Advertisement

Alaska to launch AI-powered state services app

Within the next few weeks, Alaska plans to launch an AI-powered mobile app that provides a single point of access for all of its digital services, the state’s top technology official told StateScoop this week.

Alaska Chief Information Officer Bill Smith said the app, which will include an AI function to help people find the services they’re looking for, has been in development the past seven months.

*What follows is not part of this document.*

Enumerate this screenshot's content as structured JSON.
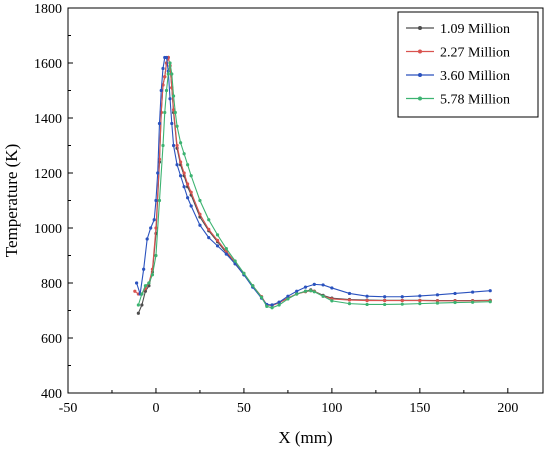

It’s designed, he said, to “demystify” the process of using government services.

“We really learned that the mobile app pathway has a lot more opportunity for making interaction with the government easier than maybe we even anticipated,” Smith said in a video interview during the National Association of State CIOs midyear conference in Philadelphia. 

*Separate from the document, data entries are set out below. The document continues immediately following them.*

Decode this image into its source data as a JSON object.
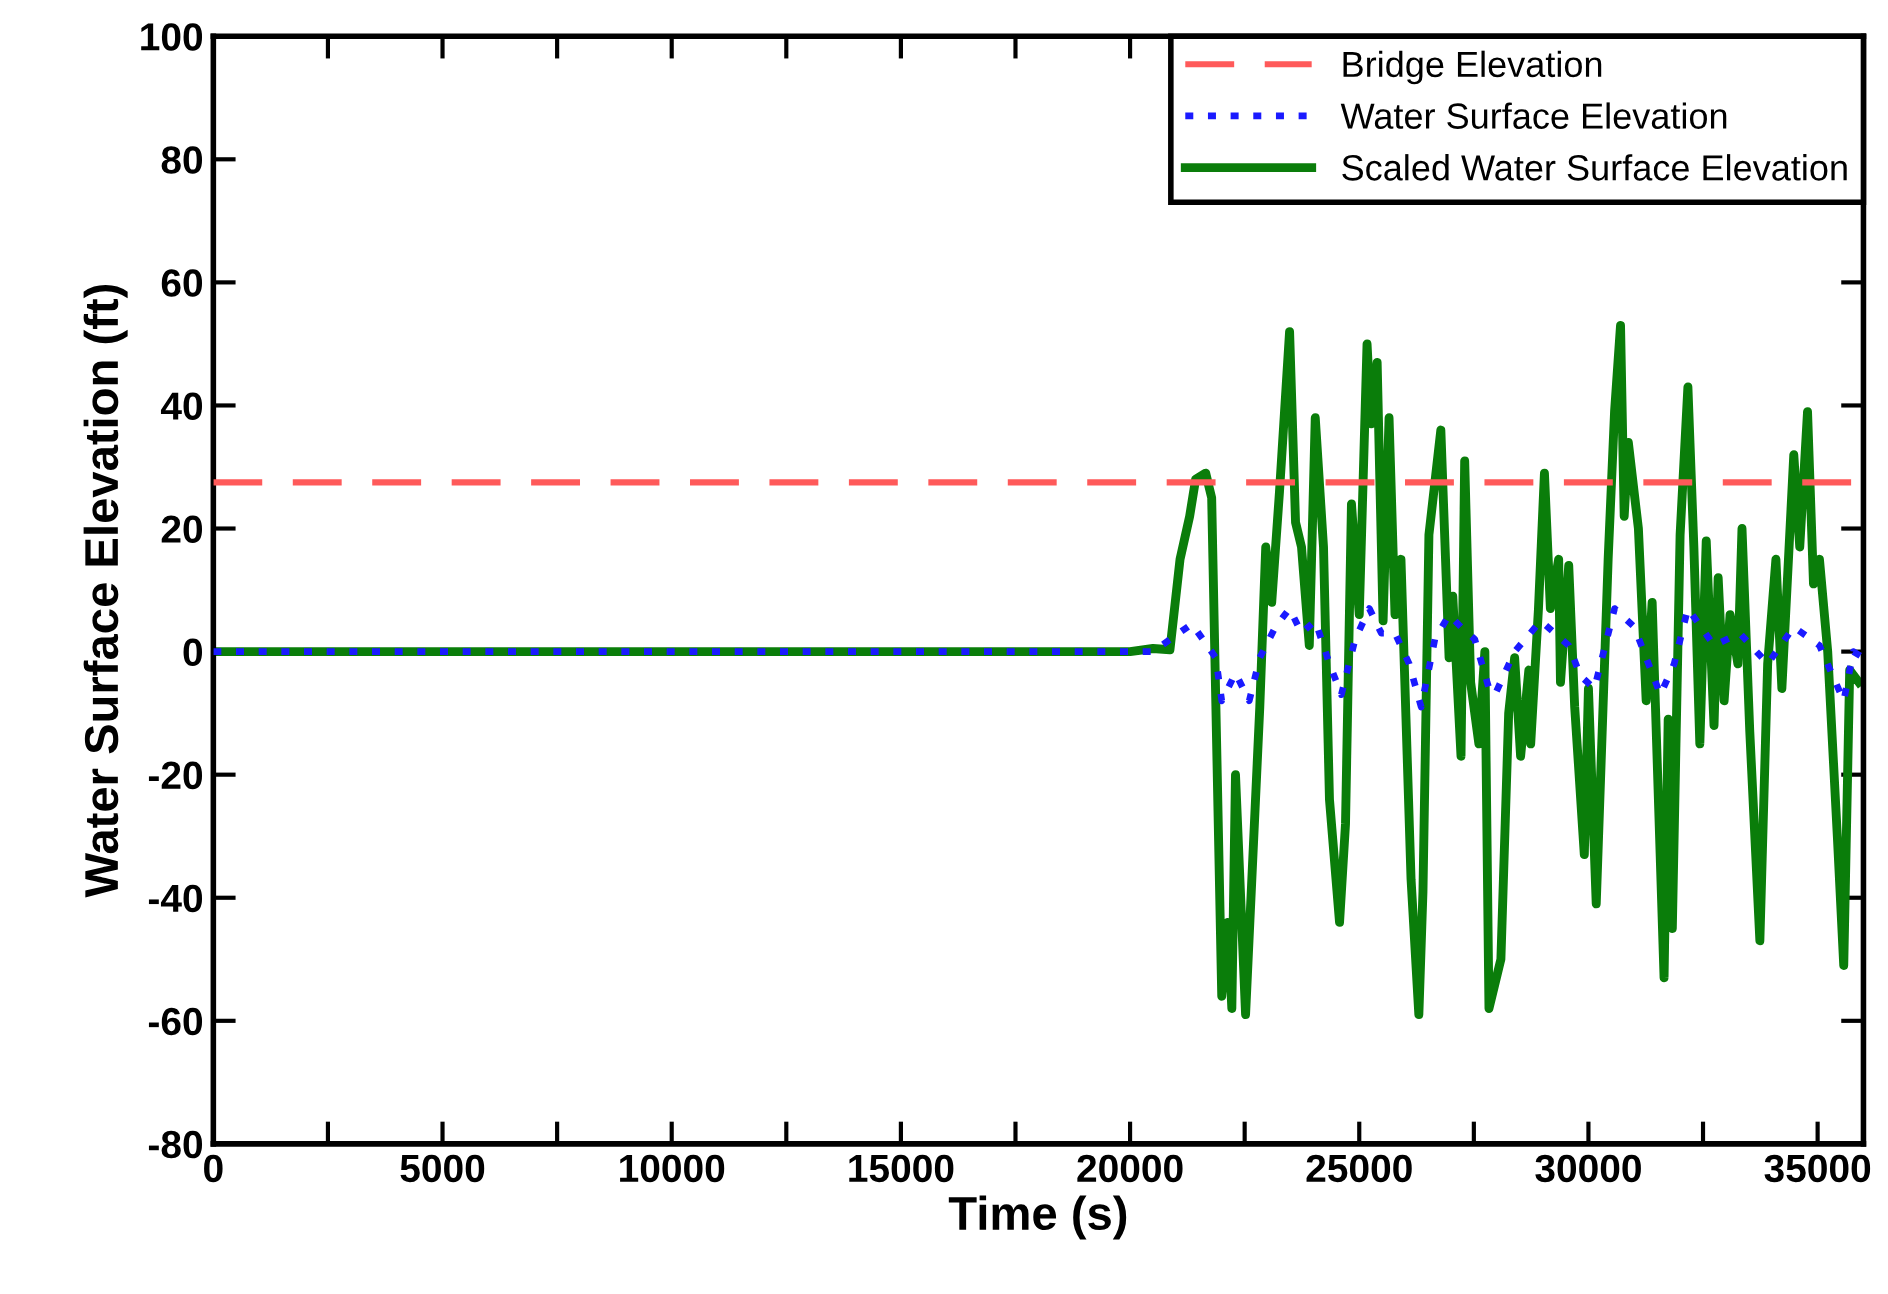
{
  "chart_data": {
    "type": "line",
    "xlabel": "Time (s)",
    "ylabel": "Water Surface Elevation (ft)",
    "xlim": [
      0,
      36000
    ],
    "ylim": [
      -80,
      100
    ],
    "xticks": [
      0,
      {
        "value": 2500,
        "label": null
      },
      5000,
      {
        "value": 7500,
        "label": null
      },
      10000,
      {
        "value": 12500,
        "label": null
      },
      15000,
      {
        "value": 17500,
        "label": null
      },
      20000,
      {
        "value": 22500,
        "label": null
      },
      25000,
      {
        "value": 27500,
        "label": null
      },
      30000,
      {
        "value": 32500,
        "label": null
      },
      35000
    ],
    "yticks": [
      -80,
      -60,
      -40,
      -20,
      0,
      20,
      40,
      60,
      80,
      100
    ],
    "grid": false,
    "legend": "top right",
    "series": [
      {
        "name": "Bridge Elevation",
        "color": "#ff5a5a",
        "line_style": "dashed",
        "x": [
          0,
          36000
        ],
        "values": [
          27.5,
          27.5
        ]
      },
      {
        "name": "Water Surface Elevation",
        "color": "#1a1aff",
        "line_style": "dotted",
        "x": [
          0,
          20500,
          21350,
          21870,
          22000,
          22300,
          22600,
          22830,
          23170,
          23480,
          23740,
          24040,
          24350,
          24610,
          24910,
          25220,
          25480,
          25780,
          26090,
          26350,
          26650,
          26960,
          27220,
          27520,
          27830,
          27960,
          28390,
          28960,
          29570,
          29830,
          30130,
          30570,
          31000,
          31570,
          31870,
          32170,
          32740,
          33300,
          33910,
          34480,
          35040,
          35570,
          35780,
          36000
        ],
        "values": [
          0,
          0,
          4.5,
          -1,
          -8,
          -3.5,
          -8,
          -1,
          4,
          7,
          3,
          5,
          -2,
          -7,
          2,
          7,
          3,
          3,
          -2,
          -9,
          2,
          6,
          4,
          2,
          -6,
          -7,
          0,
          5,
          1,
          -4,
          -6,
          7,
          4,
          -7,
          -2,
          7,
          1,
          3,
          -2,
          4,
          1,
          -8,
          0,
          -1
        ]
      },
      {
        "name": "Scaled Water Surface Elevation",
        "color": "#0a7d0a",
        "line_style": "solid",
        "x": [
          0,
          20000,
          20500,
          20870,
          21090,
          21300,
          21430,
          21650,
          21780,
          22000,
          22130,
          22220,
          22300,
          22520,
          22650,
          22830,
          22960,
          23090,
          23260,
          23480,
          23610,
          23740,
          23910,
          24040,
          24220,
          24350,
          24570,
          24700,
          24830,
          25000,
          25170,
          25260,
          25390,
          25520,
          25650,
          25780,
          25910,
          26130,
          26300,
          26390,
          26520,
          26780,
          26960,
          27040,
          27220,
          27300,
          27430,
          27610,
          27740,
          27830,
          28090,
          28260,
          28390,
          28520,
          28700,
          28740,
          28910,
          29040,
          29170,
          29350,
          29390,
          29570,
          29700,
          29910,
          30000,
          30170,
          30430,
          30570,
          30700,
          30780,
          30870,
          31090,
          31260,
          31390,
          31650,
          31740,
          31830,
          32000,
          32170,
          32300,
          32430,
          32570,
          32740,
          32830,
          32960,
          33090,
          33260,
          33350,
          33520,
          33740,
          33910,
          34090,
          34220,
          34480,
          34610,
          34780,
          34910,
          35040,
          35220,
          35430,
          35570,
          35700,
          35900
        ],
        "values": [
          0,
          0,
          0.5,
          0.3,
          15,
          22,
          28,
          29,
          25,
          -56,
          -44,
          -58,
          -20,
          -59,
          -38,
          -9,
          17,
          8,
          26,
          52,
          21,
          17,
          1,
          38,
          17,
          -24,
          -44,
          -28,
          24,
          6,
          50,
          37,
          47,
          5,
          38,
          6,
          15,
          -37,
          -59,
          -39,
          19,
          36,
          -1,
          9,
          -17,
          31,
          -5,
          -15,
          0,
          -58,
          -50,
          -10,
          -1,
          -17,
          -3,
          -15,
          7,
          29,
          7,
          15,
          -5,
          14,
          -9,
          -33,
          -6,
          -41,
          15,
          39,
          53,
          22,
          34,
          20,
          -8,
          8,
          -53,
          -11,
          -45,
          19,
          43,
          17,
          -15,
          18,
          -12,
          12,
          -8,
          6,
          -2,
          20,
          -13,
          -47,
          -2,
          15,
          -6,
          32,
          17,
          39,
          11,
          15,
          0,
          -30,
          -51,
          -3,
          -5
        ]
      }
    ]
  }
}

Smith said the app will initially include approximately 50 services already available via the state’s online services portal, called myAlaska, and will eventually be extended to include more than 200 services.

He said the testing phase of the project has taken the longest, as state IT officials sought to hone the answers provided by the app’s AI chatbot.

“It was a little more work to really define and scope it down so we had a good level of confidence in its answers, but one of the nice aspects of that is we were only exposing it to publicly available information anyway, so we didn’t have data concerns,” Smith said. “We were really laser focused on accuracy and making sure it was the most efficient way to get people where they needed to go within the ecosystem of government services.”

Smith said developing the app has been a learning experience and that he now believes there’s much more potential for the state to develop additional capabilities.

“I think it ultimately may very well be one of the standard ways people engage with the state,” he said.